Last week, as it pertains to the design of New Albany's Bicentennial Park by stealth, NAC's Jeff Gillenwater asked Pete Andriot of Rundell Ernstberger Associates a simple, reasonable question:

"When did the public input process into this park's location, imagined functions, design, and construction occur?"

We continue to impatiently tap our feet awaiting Andriot's reply, if any, and Jeff will be posting again on this topic on Tuesday, but in the meantime, I'd like to return to a comment of Andriot's that grates more jarringly with each passing day.

"New Albany isn’t ready for movable tables and chairs yet."

My response:

In the absence of substantive input from New Albany's citizenry, exactly how do you know this?

Did Bob Caesar and Shelle England assure you that the simple, guileless folks in New Albany cannot ever grasp such concepts, or absent any apparent desire to query the general populace, did you even go so far as to ask the tiny non-representative membership of the bicentennial committee itself?

Or, rather, did you glance at the history of the park site and conclude that any city so ineptly willing to decimate a historic post office building and permit the devastated footprint to go perpetually to seed over a period of almost 50 years afterward does not deserve to be considered capable of grasping movable furniture?

At this point, I thought it wise to search "movable furniture," and the very first hit reveals a factoid with which Andriot and his firm might readily (and unfortunately) agree: New York City is the sort of place where they're actually ready for movable furniture (see below).

There, but not here ... okay, so why?

Are we that much dumber, and New Yorkers that much smarter, that we can't even be asked by the designer?

Ahh, but maybe it isn't because ordinary New Albanians don't get it.

Maybe it's because the cadre of top-downers, those same suspects, self-appointed to spoon feed us their conventional white bread wisdom without sharing what passes for reasoning, don't understand movable furniture themselves, and the designer has wisely chosen not to offend his somewhat paymasters (a frightened, hands-off city council ensures they operate sans accountability) by instead casually offending those of us in the general populace: after all, if the powers that be were not going to solicit public input for a $750K project, why the hell would the landscape architect care to do so, either?

I suppose that in this sense, the Bicentennial already has become wonderfully and delightfully New Albany, which is to say, the same tired, congenital, wearisome song and dance.

The Battery Conservancy Americas Design Competition 2012 Invites You to Draw Up Chair

The Battery Conservancy invites students and professionals from the Americas (Canada, the United States, Mexico, Central and South America, and the Caribbean), to design an iconic moveable outdoor seating element.

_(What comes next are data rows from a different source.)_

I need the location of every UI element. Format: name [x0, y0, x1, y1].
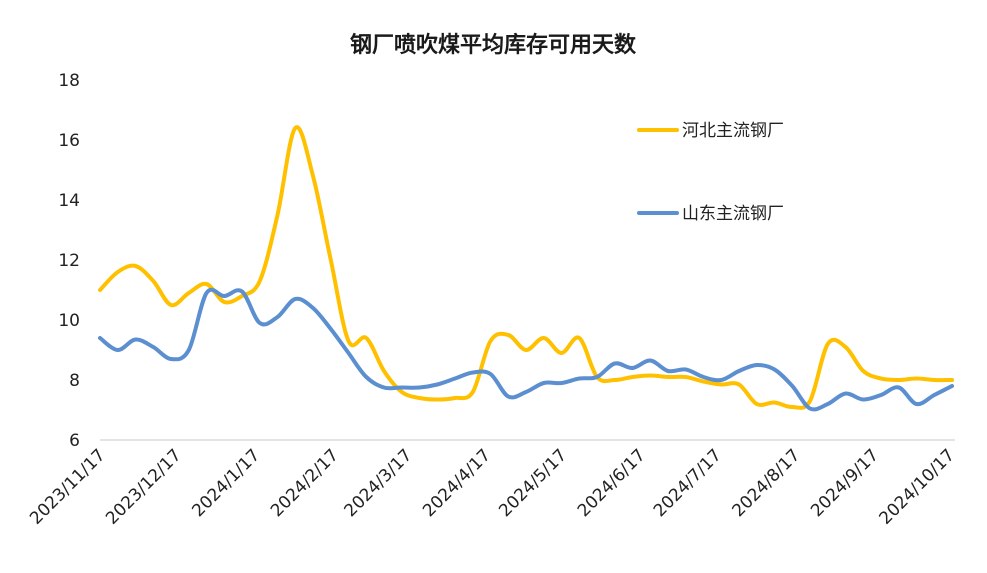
y-tick-label: 12 — [58, 251, 80, 271]
y-tick-label: 14 — [58, 191, 80, 211]
x-tick-label: 2024/4/17 — [419, 445, 495, 521]
series-line-2 — [98, 287, 954, 412]
x-tick-label: 2024/2/17 — [267, 445, 343, 521]
x-tick-label: 2024/3/17 — [341, 445, 417, 521]
x-tick-label: 2023/11/17 — [26, 445, 109, 528]
series-layer — [98, 125, 954, 412]
x-tick-label: 2023/12/17 — [102, 445, 185, 528]
x-tick-label: 2024/6/17 — [574, 445, 650, 521]
y-axis: 6 8 10 12 14 16 18 — [58, 71, 80, 451]
y-tick-label: 10 — [58, 311, 80, 331]
legend-label-1: 河北主流钢厂 — [682, 121, 784, 141]
x-tick-label: 2024/1/17 — [188, 445, 264, 521]
y-tick-label: 18 — [58, 71, 80, 91]
x-tick-label: 2024/7/17 — [650, 445, 726, 521]
x-tick-label: 2024/10/17 — [876, 445, 959, 528]
x-tick-label: 2024/9/17 — [807, 445, 883, 521]
chart-title: 钢厂喷吹煤平均库存可用天数 — [350, 32, 637, 58]
y-tick-label: 6 — [69, 431, 80, 451]
x-tick-label: 2024/5/17 — [495, 445, 571, 521]
x-tick-label: 2024/8/17 — [729, 445, 805, 521]
series-line-1 — [98, 125, 954, 410]
y-tick-label: 8 — [69, 371, 80, 391]
legend-label-2: 山东主流钢厂 — [682, 204, 784, 224]
y-tick-label: 16 — [58, 131, 80, 151]
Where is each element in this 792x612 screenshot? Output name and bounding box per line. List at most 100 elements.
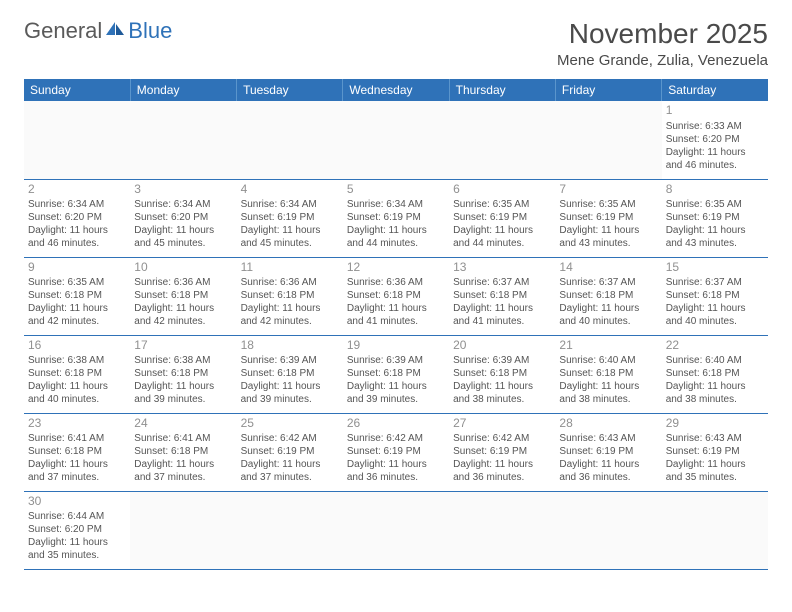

The winning design will be fabricated for use at The Battery, the 25-acre park at the tip of Manhattan which annually welcomes six million visitors.

Why a Moveable Chair?
As the great urban theorist William Holly Whyte discovered: “Chairs enlarge choice: to move into the sun, out of it, to make room for groups, move away from them. If you know you can move if you want to, you feel more comfortable staying put.” The Battery’s movable chairs will delight while they invite, animating the park and making it Downtown’s central meeting place.